If we have 2 sidebars, we end up with the same zoom as in the first Writer mockup (100%), but with a 23% displayed page height increase:

Martinu - General Mockup 9 - Writer in 1366x768 with two toolbars.png


Here comes the last general mockup. Unless other mockups, this one has almost everything:

  • Toolbars, wich expand with text labels, as wide as possible,
  • Ruler button, to show/hide the rulers easily,
  • Zoom control, possible to type in zoom, or use left-click,
  • Styles with preview,
  • Sidebar, of course :-)


A very usable Writer!


Detailed Description

  • This proposal takes its roots in some basic ideas. I will detail some of them here.
  • You may notice than some points are more detailed than others, regardless of their importance. One reason for it is that on some subjects, I am using material I had already written - for example the "line spacing" part. Let's start!

A. Modern wide-screen resolutions

1. Laptops

  • There is a clear tendency in screen resolutions in favour of wide resolutions.
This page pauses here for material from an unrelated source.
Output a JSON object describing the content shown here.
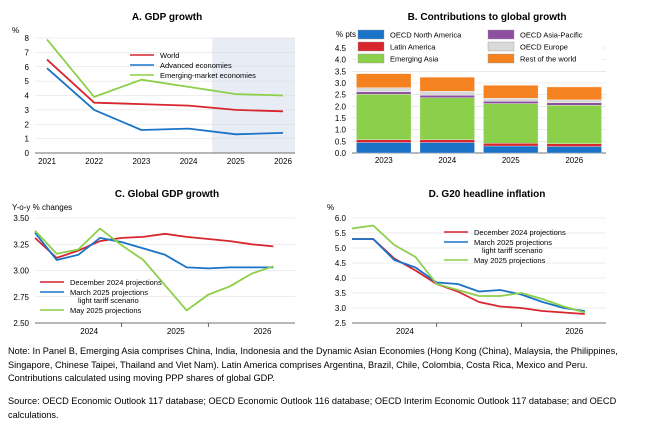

Laptops have almost all wide resolutions by now, the newest adopting even wider resolutions like 1366x768 (Dell Studio 15, Studio 16, Inspiron 15), which seems to be the new standard, instead of 1280x800, 1600x900 (Sony Vaio FW Series) instead of 1440x900, or 1920x1080 (Dell Studio 16, Sony Vaio AW-Serie) instead of 1980x1200.
  • I just goggled around, just to find an article showing that the 4:3 to 16:10 to 16:9 is not my own fantasy:

Widescreen Laptops Get Wider

  • Laptop have topped Desktop computer sales since Q4 2008. So they can't be ignored.